Women in 40s with high blood pressure face dementia danger

Women who develop high blood pressure in middle age are significantly more likely to get dementia later in life, a major study has found.

The risk of dementia increased 73 per cent among women who started having blood pressure problems in their 40s.

The findings, based on a study of more than 7,200 people in the US, reinforces growing evidence lifestyle in middle age has a marked impact on health in retirement.


Women who develop high blood pressure in middle age are significantly more likely to get dementia later in life, a major study has found

British public health experts are increasingly worried about a sedentary and overweight generation of over-40s and predict overwhelming numbers suffering heart disease, cancer and diabetes as they reach old age.

Now the Kaiser Permanente research institute in California found unhealthy lifestyles – a major driver of high blood pressure – could also push up rates of dementia in the years to come. Crucially, however, this only applied to women.

High blood pressure – known by the medical term hypertension – affects one in three British adults. And because it has no symptoms until it is too late, only half even know they are at risk

The researchers, writing in the Neurology medical journal, said: ‘Although elevated blood pressure is more common among men than women in early and mid-adulthood, our results suggest that hypertension in mid-adulthood is a risk factor for dementia only for women.’

They believe high blood pressure may be more dangerous for women than men, and the impact might not be limited to dementia.

The study involved 7,238 people, tracked from the mid-1960s. They had their blood pressure checked at the beginning of the study, when the participants had an average age of 33, then again at an average age of 44.

The researchers monitored the group until 2011, in which time 532 people were diagnosed with dementia.

They found women who already had high blood pressure in their 30s were at 31 per cent increased risk of dementia, when compared to women with stable, normal blood pressure. But among those who developed it in their 40s, the increased risk soared to 73 per cent.
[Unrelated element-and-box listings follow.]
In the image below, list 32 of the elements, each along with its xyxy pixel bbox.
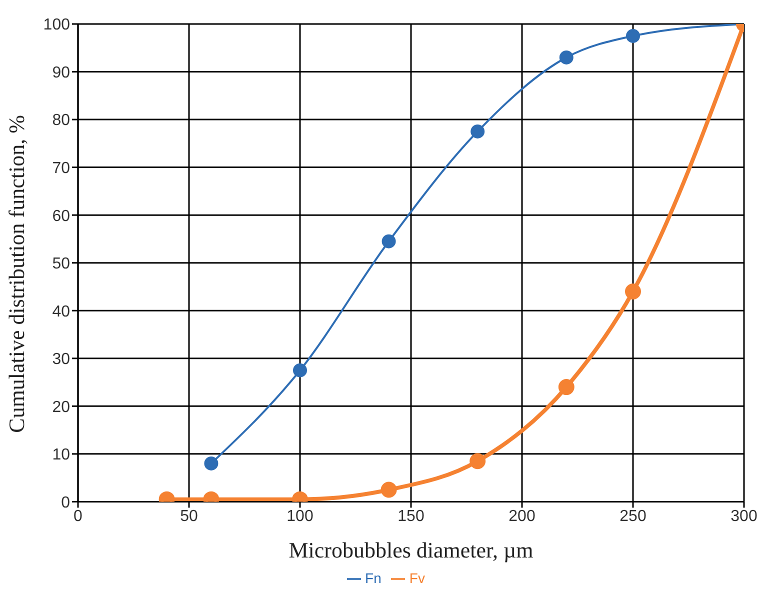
point — [626, 28, 640, 43]
point — [470, 453, 486, 470]
x-axis-title: Microbubbles diameter, µm — [288, 538, 534, 563]
y-tick-label: 40 — [52, 303, 70, 320]
x-tick-label: 100 — [286, 508, 314, 526]
point — [382, 234, 396, 248]
y-tick-label: 0 — [61, 494, 70, 512]
y-tick-label: 10 — [52, 446, 70, 464]
y-tick-label: 20 — [52, 398, 70, 416]
legend-label: Fv — [409, 570, 425, 586]
y-tick-label: 30 — [52, 351, 70, 368]
x-tick-label: 150 — [398, 508, 424, 526]
y-tick-label: 90 — [52, 64, 70, 82]
point — [558, 379, 574, 396]
y-tick-label: 80 — [52, 112, 70, 130]
x-tick-label: 300 — [730, 508, 758, 526]
y-tick-label: 100 — [43, 16, 70, 34]
y-tick-label: 60 — [52, 208, 70, 225]
y-tick-label: 50 — [52, 256, 70, 273]
point — [470, 124, 485, 138]
x-tick-label: 50 — [180, 508, 198, 526]
point — [625, 284, 641, 300]
x-tick-label: 250 — [620, 508, 646, 526]
x-tick-label: 200 — [508, 508, 536, 526]
legend-label: Fn — [365, 570, 382, 586]
point — [204, 456, 218, 470]
point — [293, 363, 307, 378]
x-tick-label: 0 — [74, 508, 83, 526]
y-axis-title: Cumulative distribution function, % — [4, 115, 29, 433]
point — [380, 482, 397, 498]
y-tick-label: 70 — [52, 160, 70, 177]
point — [559, 50, 574, 64]
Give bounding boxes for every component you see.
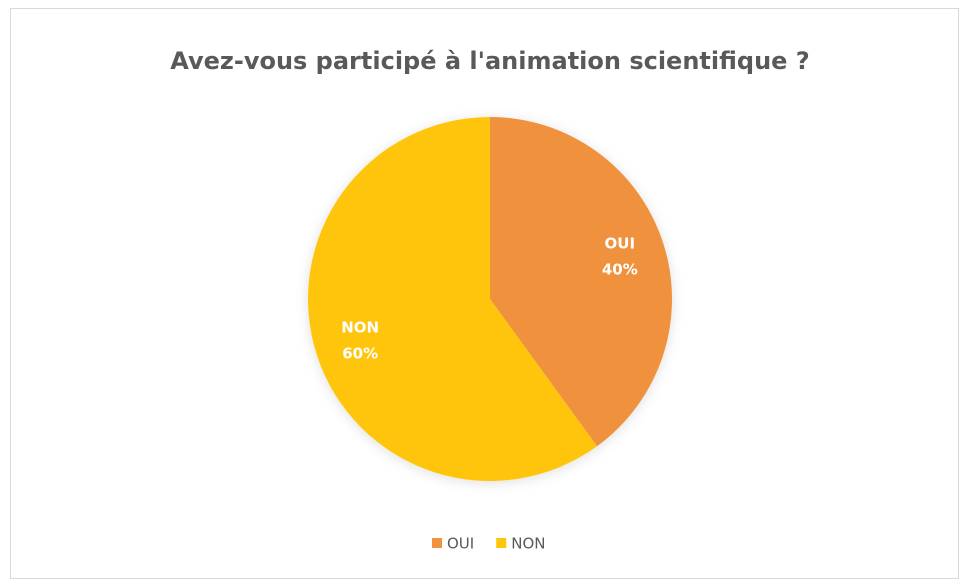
slice-category-label: NON xyxy=(341,319,379,337)
slice-category-label: OUI xyxy=(605,234,636,252)
legend-label: OUI xyxy=(447,535,474,553)
legend-label: NON xyxy=(511,535,545,553)
legend-swatch xyxy=(496,538,507,548)
slice-value-label: 60% xyxy=(342,345,378,363)
pie xyxy=(308,117,672,481)
chart-title: Avez-vous participé à l'animation scient… xyxy=(170,47,809,75)
legend-swatch xyxy=(432,538,442,548)
slice-value-label: 40% xyxy=(602,260,638,278)
pie-slice xyxy=(490,117,672,447)
pie-slice xyxy=(308,117,597,481)
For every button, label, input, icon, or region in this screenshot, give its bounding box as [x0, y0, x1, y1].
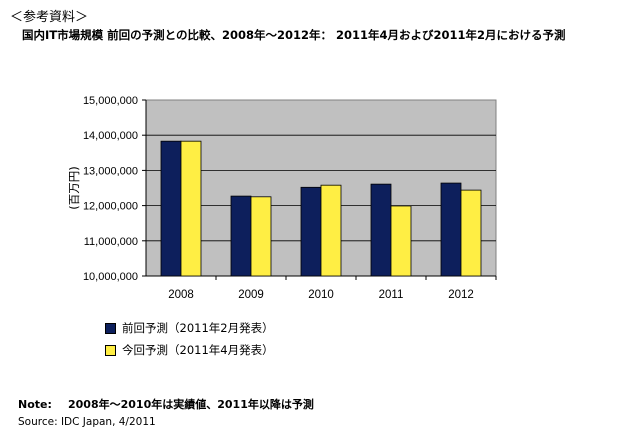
reference-label: ＜参考資料＞ — [10, 10, 89, 25]
x-tick-label: 2008 — [168, 289, 194, 301]
source-text: Source: IDC Japan, 4/2011 — [18, 416, 156, 428]
legend-label-previous: 前回予測（2011年2月発表） — [122, 321, 274, 335]
bar-current-2008 — [180, 140, 202, 277]
note-label: Note: — [18, 398, 52, 411]
y-tick-label: 13,000,000 — [83, 165, 138, 177]
legend-label-current: 今回予測（2011年4月発表） — [122, 343, 274, 357]
x-tick-label: 2011 — [379, 289, 404, 301]
y-tick-label: 11,000,000 — [84, 236, 138, 248]
bar-current-2009 — [250, 196, 272, 277]
legend-item-current: 今回予測（2011年4月発表） — [105, 342, 274, 358]
legend-swatch-previous — [105, 322, 116, 334]
x-tick-label: 2010 — [308, 289, 334, 301]
bar-previous-2010 — [300, 186, 322, 277]
x-tick-label: 2009 — [238, 289, 264, 301]
bar-previous-2009 — [230, 195, 252, 277]
y-axis-label: (百万円) — [67, 166, 81, 209]
y-tick-label: 10,000,000 — [83, 271, 138, 283]
bar-previous-2008 — [160, 140, 182, 277]
note: Note: 2008年～2010年は実績値、2011年以降は予測 — [18, 396, 314, 412]
y-tick-label: 12,000,000 — [83, 201, 138, 213]
bar-current-2010 — [320, 184, 342, 277]
note-text: 2008年～2010年は実績値、2011年以降は予測 — [68, 398, 314, 411]
bar-previous-2012 — [440, 182, 462, 277]
y-tick-label: 15,000,000 — [83, 95, 138, 107]
bar-current-2012 — [460, 189, 482, 277]
bar-previous-2011 — [370, 183, 392, 277]
bar-current-2011 — [390, 205, 412, 277]
y-tick-label: 14,000,000 — [83, 130, 138, 142]
x-tick-label: 2012 — [448, 289, 474, 301]
legend-swatch-current — [105, 344, 116, 356]
legend-item-previous: 前回予測（2011年2月発表） — [105, 320, 274, 336]
chart-title: 国内IT市場規模 前回の予測との比較、2008年～2012年： 2011年4月お… — [22, 28, 566, 42]
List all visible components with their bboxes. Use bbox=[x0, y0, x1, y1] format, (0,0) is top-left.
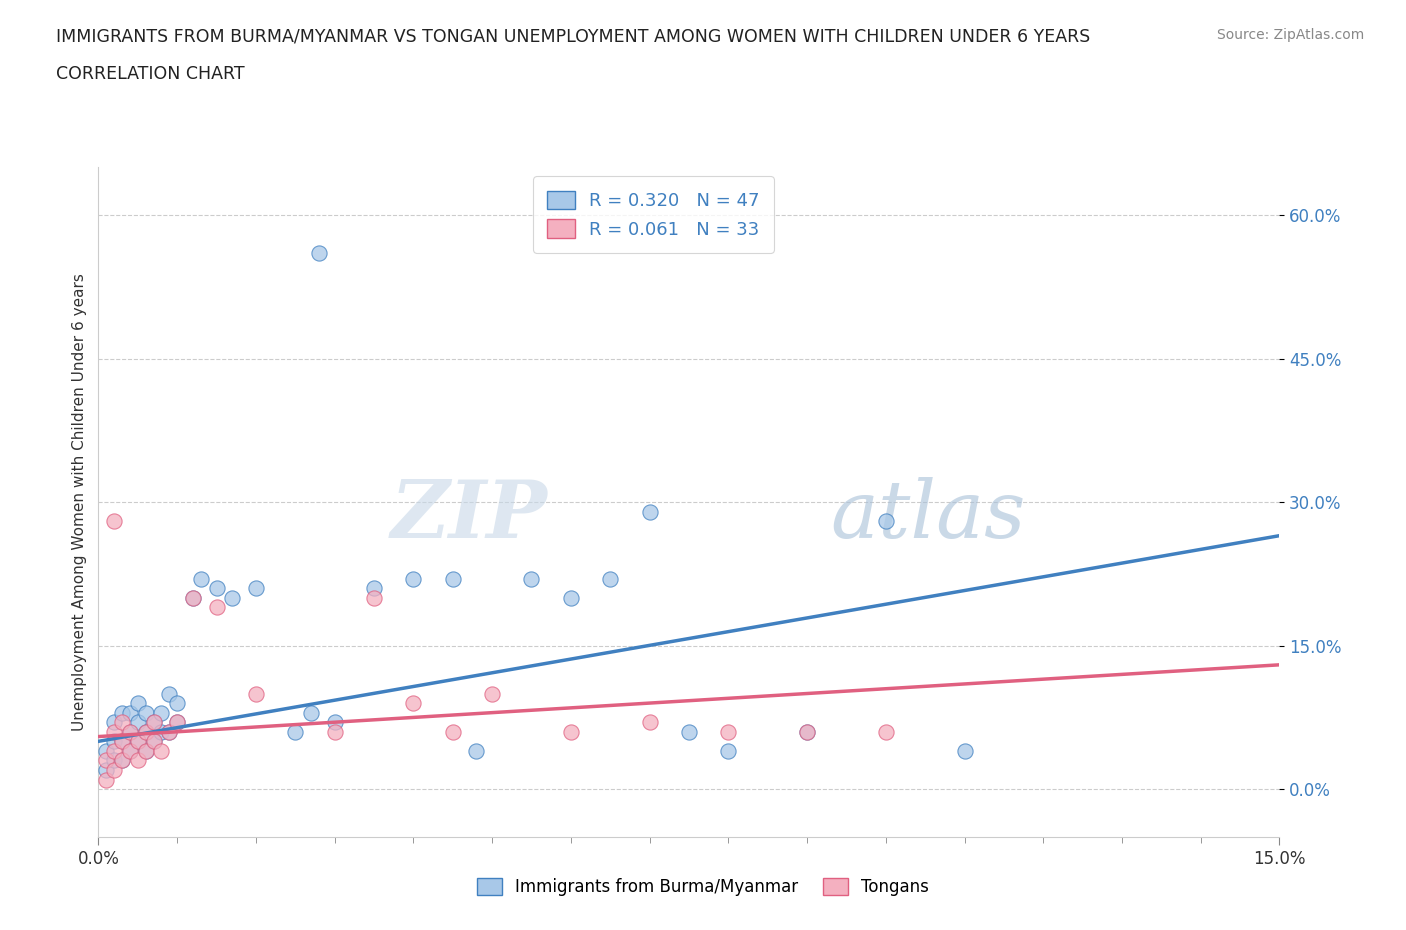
Point bbox=[118, 705, 141, 720]
Point bbox=[103, 514, 125, 529]
Point bbox=[142, 734, 165, 749]
Point bbox=[560, 591, 582, 605]
Point bbox=[103, 763, 125, 777]
Point bbox=[96, 772, 118, 787]
Point bbox=[796, 724, 818, 739]
Point bbox=[284, 724, 307, 739]
Point bbox=[127, 715, 149, 730]
Point bbox=[166, 715, 188, 730]
Point bbox=[150, 705, 173, 720]
Point bbox=[299, 705, 322, 720]
Point bbox=[135, 724, 157, 739]
Point bbox=[638, 715, 661, 730]
Point bbox=[103, 724, 125, 739]
Point bbox=[520, 571, 543, 586]
Point bbox=[363, 581, 385, 596]
Point bbox=[560, 724, 582, 739]
Point bbox=[135, 743, 157, 758]
Point bbox=[111, 753, 134, 768]
Point bbox=[796, 724, 818, 739]
Text: Source: ZipAtlas.com: Source: ZipAtlas.com bbox=[1216, 28, 1364, 42]
Point bbox=[103, 743, 125, 758]
Point bbox=[166, 715, 188, 730]
Point bbox=[402, 571, 425, 586]
Point bbox=[135, 743, 157, 758]
Point bbox=[465, 743, 488, 758]
Legend: R = 0.320   N = 47, R = 0.061   N = 33: R = 0.320 N = 47, R = 0.061 N = 33 bbox=[533, 177, 773, 253]
Point bbox=[678, 724, 700, 739]
Point bbox=[205, 600, 228, 615]
Point bbox=[157, 724, 180, 739]
Point bbox=[441, 724, 464, 739]
Legend: Immigrants from Burma/Myanmar, Tongans: Immigrants from Burma/Myanmar, Tongans bbox=[470, 871, 936, 903]
Point bbox=[402, 696, 425, 711]
Point bbox=[103, 734, 125, 749]
Point bbox=[96, 763, 118, 777]
Point bbox=[103, 753, 125, 768]
Point bbox=[150, 743, 173, 758]
Point bbox=[127, 696, 149, 711]
Point bbox=[127, 753, 149, 768]
Point bbox=[135, 724, 157, 739]
Point bbox=[599, 571, 621, 586]
Point bbox=[157, 686, 180, 701]
Point bbox=[118, 743, 141, 758]
Point bbox=[875, 724, 897, 739]
Y-axis label: Unemployment Among Women with Children Under 6 years: Unemployment Among Women with Children U… bbox=[72, 273, 87, 731]
Point bbox=[118, 724, 141, 739]
Text: CORRELATION CHART: CORRELATION CHART bbox=[56, 65, 245, 83]
Point bbox=[111, 705, 134, 720]
Point bbox=[135, 705, 157, 720]
Point bbox=[717, 743, 740, 758]
Point bbox=[118, 743, 141, 758]
Point bbox=[181, 591, 204, 605]
Point bbox=[205, 581, 228, 596]
Point bbox=[96, 753, 118, 768]
Point bbox=[481, 686, 503, 701]
Point bbox=[142, 734, 165, 749]
Point bbox=[717, 724, 740, 739]
Text: ZIP: ZIP bbox=[391, 477, 547, 554]
Text: IMMIGRANTS FROM BURMA/MYANMAR VS TONGAN UNEMPLOYMENT AMONG WOMEN WITH CHILDREN U: IMMIGRANTS FROM BURMA/MYANMAR VS TONGAN … bbox=[56, 28, 1091, 46]
Text: atlas: atlas bbox=[831, 477, 1026, 554]
Point bbox=[166, 696, 188, 711]
Point bbox=[308, 246, 330, 261]
Point bbox=[103, 715, 125, 730]
Point bbox=[142, 715, 165, 730]
Point bbox=[245, 581, 267, 596]
Point bbox=[875, 514, 897, 529]
Point bbox=[245, 686, 267, 701]
Point bbox=[111, 734, 134, 749]
Point bbox=[127, 734, 149, 749]
Point bbox=[118, 724, 141, 739]
Point bbox=[181, 591, 204, 605]
Point bbox=[96, 743, 118, 758]
Point bbox=[323, 715, 346, 730]
Point bbox=[953, 743, 976, 758]
Point bbox=[150, 724, 173, 739]
Point bbox=[190, 571, 212, 586]
Point bbox=[323, 724, 346, 739]
Point bbox=[157, 724, 180, 739]
Point bbox=[111, 753, 134, 768]
Point bbox=[127, 734, 149, 749]
Point bbox=[638, 504, 661, 519]
Point bbox=[111, 734, 134, 749]
Point bbox=[363, 591, 385, 605]
Point bbox=[441, 571, 464, 586]
Point bbox=[221, 591, 243, 605]
Point bbox=[142, 715, 165, 730]
Point bbox=[111, 715, 134, 730]
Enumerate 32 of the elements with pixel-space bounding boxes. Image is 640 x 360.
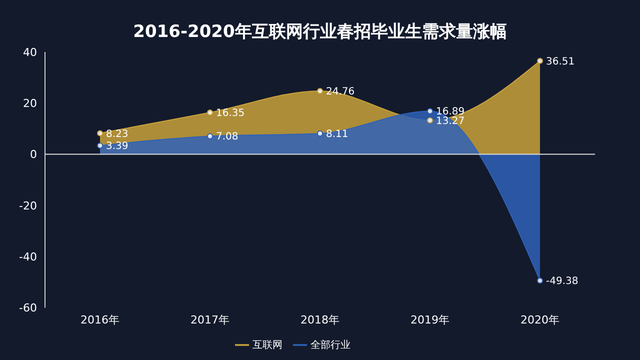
y-tick-label: -60: [19, 302, 37, 315]
x-tick-label: 2018年: [300, 314, 340, 327]
y-tick-label: -20: [19, 199, 37, 212]
y-tick-label: 40: [23, 46, 37, 59]
point: [317, 130, 323, 137]
point: [537, 58, 543, 64]
point: [207, 133, 213, 140]
data-label: 16.35: [216, 108, 245, 120]
data-label: 16.89: [436, 106, 465, 118]
x-tick-label: 2019年: [410, 314, 450, 327]
data-label: 8.11: [326, 129, 348, 140]
y-tick-label: 20: [23, 97, 37, 110]
point: [427, 117, 433, 124]
chart-title: 2016-2020年互联网行业春招毕业生需求量涨幅: [132, 21, 508, 43]
point: [97, 142, 103, 149]
legend-label: 互联网: [252, 340, 282, 351]
x-tick-label: 2020年: [520, 314, 560, 327]
y-tick-label: -40: [19, 250, 37, 264]
legend-label: 全部行业: [310, 340, 350, 351]
point: [427, 108, 433, 114]
data-label: 7.08: [216, 132, 238, 143]
x-tick-label: 2017年: [190, 314, 230, 327]
data-label: -49.38: [546, 276, 578, 288]
y-tick-label: 0: [30, 148, 37, 162]
point: [317, 88, 323, 94]
data-label: 3.39: [106, 141, 128, 152]
x-tick-label: 2016年: [80, 314, 120, 327]
data-label: 36.51: [546, 56, 575, 68]
point: [97, 130, 103, 136]
point: [537, 278, 543, 284]
point: [207, 109, 213, 116]
data-label: 8.23: [106, 128, 128, 140]
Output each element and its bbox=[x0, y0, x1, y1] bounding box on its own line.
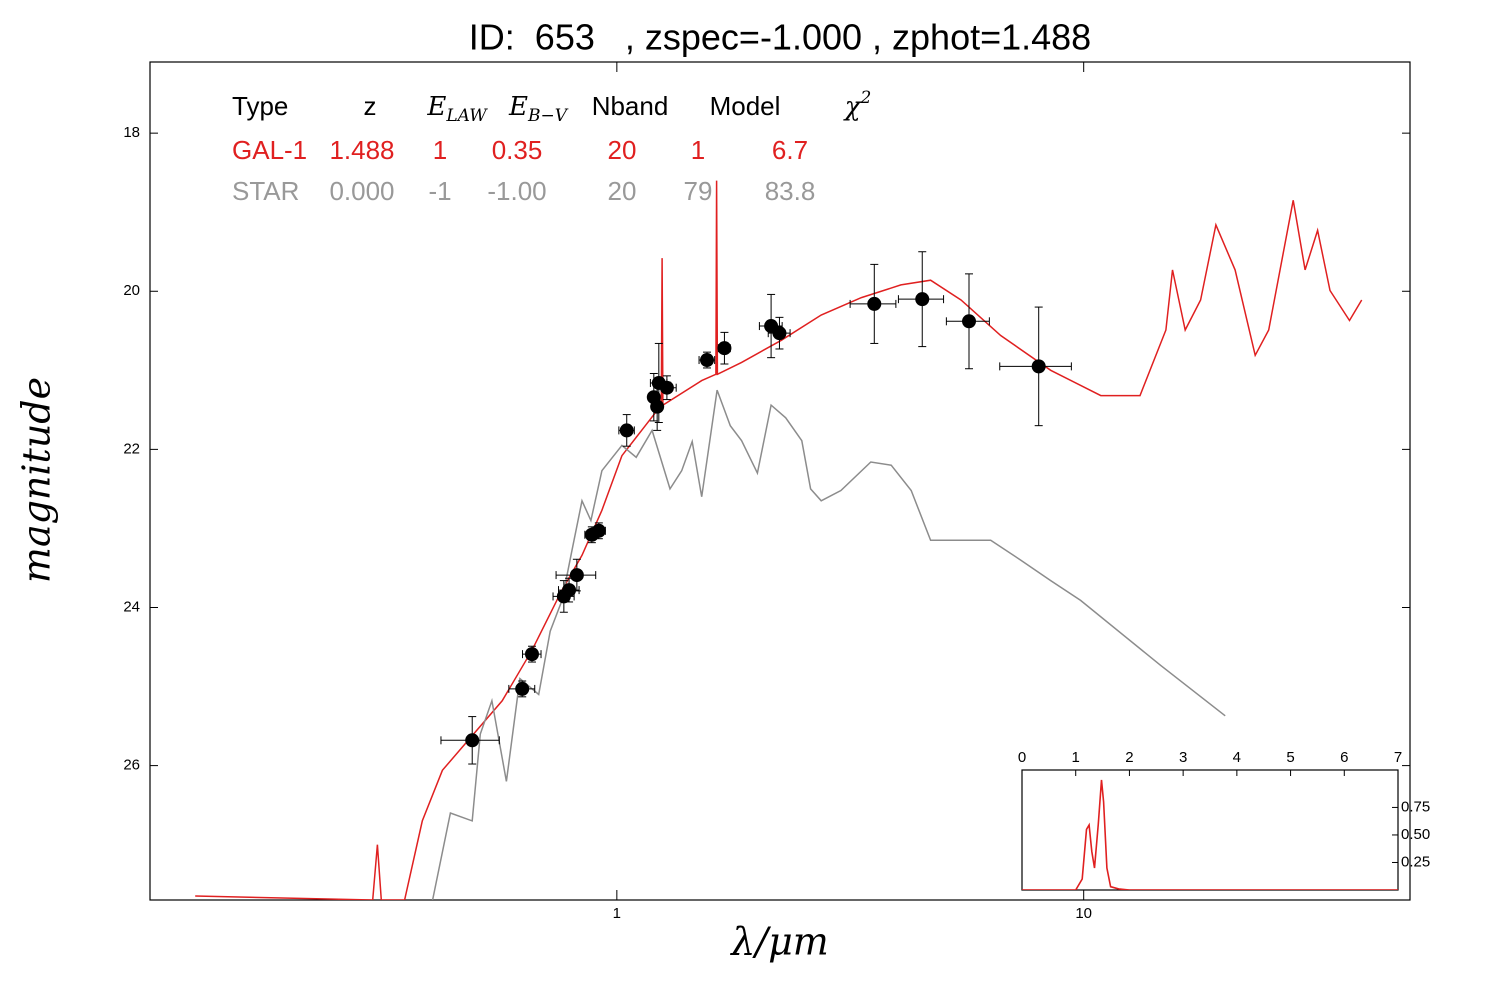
photometry-point bbox=[619, 423, 634, 438]
table-cell: 0.35 bbox=[492, 135, 543, 165]
photometry-point bbox=[659, 380, 674, 395]
inset-frame bbox=[1021, 769, 1399, 891]
table-header: ELAW bbox=[426, 92, 488, 126]
photometry-point bbox=[562, 583, 577, 598]
inset-x-tick-label: 3 bbox=[1179, 749, 1187, 766]
inset-data-area bbox=[1022, 779, 1398, 890]
inset-x-tick-label: 2 bbox=[1125, 749, 1133, 766]
table-cell: 0.000 bbox=[329, 176, 394, 206]
y-tick-label: 18 bbox=[123, 124, 140, 141]
fit-table: Type z ELAW EB−V Nband Model χ2 GAL-1 1.488 1 0.35… bbox=[232, 88, 871, 206]
y-axis-label: magnitude bbox=[15, 377, 59, 583]
table-cell: 1 bbox=[433, 135, 447, 165]
spectrum-line bbox=[195, 180, 1363, 900]
inset-x-tick-label: 5 bbox=[1286, 749, 1294, 766]
inset-x-tick-label: 6 bbox=[1340, 749, 1348, 766]
table-cell: 20 bbox=[608, 176, 637, 206]
photometry-point bbox=[465, 733, 480, 748]
table-cell: -1 bbox=[428, 176, 451, 206]
table-header: EB−V bbox=[508, 92, 569, 126]
inset-x-tick-label: 7 bbox=[1394, 749, 1402, 766]
photometry-point bbox=[1031, 359, 1046, 374]
table-cell: 1.488 bbox=[329, 135, 394, 165]
table-cell: STAR bbox=[232, 176, 299, 206]
table-cell: GAL-1 bbox=[232, 135, 307, 165]
photometry-point bbox=[515, 681, 530, 696]
x-tick-label: 1 bbox=[613, 905, 621, 922]
photometry-point bbox=[867, 296, 882, 311]
y-tick-label: 26 bbox=[123, 757, 140, 774]
photometry-point bbox=[717, 341, 732, 356]
x-tick-label: 10 bbox=[1075, 905, 1092, 922]
table-cell: 79 bbox=[684, 176, 713, 206]
table-header: z bbox=[364, 91, 377, 121]
table-cell: 20 bbox=[608, 135, 637, 165]
y-tick-label: 20 bbox=[123, 282, 140, 299]
photometry-point bbox=[915, 292, 930, 307]
spectrum-line bbox=[431, 389, 1226, 900]
inset-x-tick-label: 1 bbox=[1072, 749, 1080, 766]
photometry-point bbox=[569, 568, 584, 583]
table-header: Nband bbox=[592, 91, 669, 121]
table-cell: 83.8 bbox=[765, 176, 816, 206]
inset-plot: 0 1 2 3 4 5 6 7 0.25 0.50 0.75 bbox=[1018, 749, 1430, 890]
table-cell: 6.7 bbox=[772, 135, 808, 165]
y-tick-label: 24 bbox=[123, 598, 140, 615]
inset-y-tick-label: 0.75 bbox=[1401, 798, 1430, 815]
table-header: Model bbox=[710, 91, 781, 121]
x-axis-label: λ/μm bbox=[729, 920, 829, 964]
table-cell: 1 bbox=[691, 135, 705, 165]
y-tick-label: 22 bbox=[123, 440, 140, 457]
table-cell: -1.00 bbox=[487, 176, 546, 206]
photometry-point bbox=[524, 647, 539, 662]
photometry-point bbox=[962, 314, 977, 329]
photometry-point bbox=[772, 326, 787, 341]
table-header: χ2 bbox=[843, 88, 872, 123]
photometry-point bbox=[591, 523, 606, 538]
inset-y-tick-label: 0.25 bbox=[1401, 853, 1430, 870]
inset-x-tick-label: 4 bbox=[1233, 749, 1241, 766]
pdf-line bbox=[1022, 779, 1398, 890]
photometry-point bbox=[700, 353, 715, 368]
photometry-point bbox=[650, 399, 665, 414]
inset-x-tick-label: 0 bbox=[1018, 749, 1026, 766]
data-area bbox=[195, 180, 1363, 900]
inset-y-tick-label: 0.50 bbox=[1401, 826, 1430, 843]
chart-title: ID: 653 , zspec=-1.000 , zphot=1.488 bbox=[469, 17, 1091, 58]
table-header: Type bbox=[232, 91, 288, 121]
plot-frame bbox=[149, 61, 1411, 901]
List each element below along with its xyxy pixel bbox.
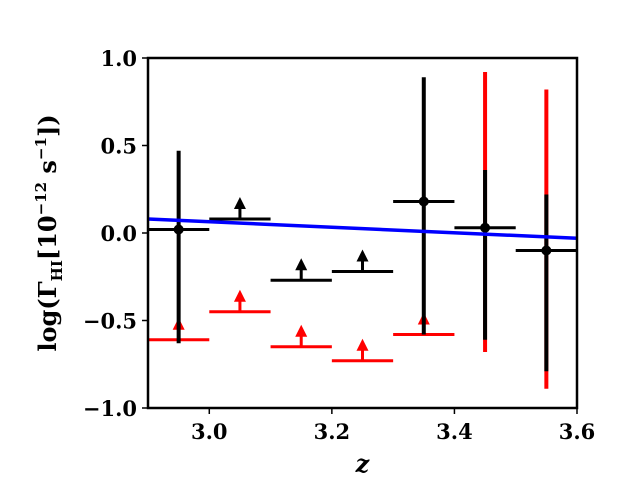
- black-point: [541, 245, 552, 256]
- x-ticks: 3.0 3.2 3.4 3.6: [191, 408, 595, 444]
- black-point: [480, 222, 491, 233]
- black-point: [418, 196, 429, 207]
- y-tick-label: 0.0: [100, 221, 137, 246]
- black-limit-arrow-head: [233, 197, 246, 209]
- x-axis-label: z: [355, 449, 371, 478]
- black-series: [148, 77, 577, 372]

The results were the same when researchers adjusted for other factors that could affect risk of dementia, such as smoking, diabetes and body mass index.

Researcher Dr Rachel Whitmer said: ‘High blood pressure in midlife is a known risk factor for dementia, but these results may help us better understand when this association starts, how changes in blood pressure affect the risk of dementia and what the differences are between men and women. Even though high blood pressure was more common in men, there was no evidence that having high blood pressure in one’s 30s or 40s increased the risk of dementia for men.

‘More research is needed to identify the possible sex-specific pathways through which the elevated blood pressure accelerates brain ageing.’

Blood pressure is expressed as two numbers, systolic, the upper number, and the lower diastolic. The research team defined high blood pressure as a systolic number 140, or a diastolic number of 90.

Dementia affects around 850,000 people in the UK, with the number set to rise to more than a million by 2025.

Dr Rosa Sancho, head of research at Alzheimer’s Research UK, said: ‘As a general rule of thumb, what is good for your heart is also good for your brain.

‘As well as maintaining a healthy blood pressure, the best current evidence suggests that a healthy lifestyle including not smoking, drinking in moderation, staying mentally and physically active, eating a balanced diet, and keeping cholesterol levels in check can all help to keep our brains healthy as we age.’

Dr Doug Brown, director of research at the Alzheimer’s Society, added: ‘Previous research has shown links between hypertension and dementia among both sexes, so this work suggesting a link in women but not men is surprising. As this new research goes against the grain we need to see more studies to fully understand possible sex differences.’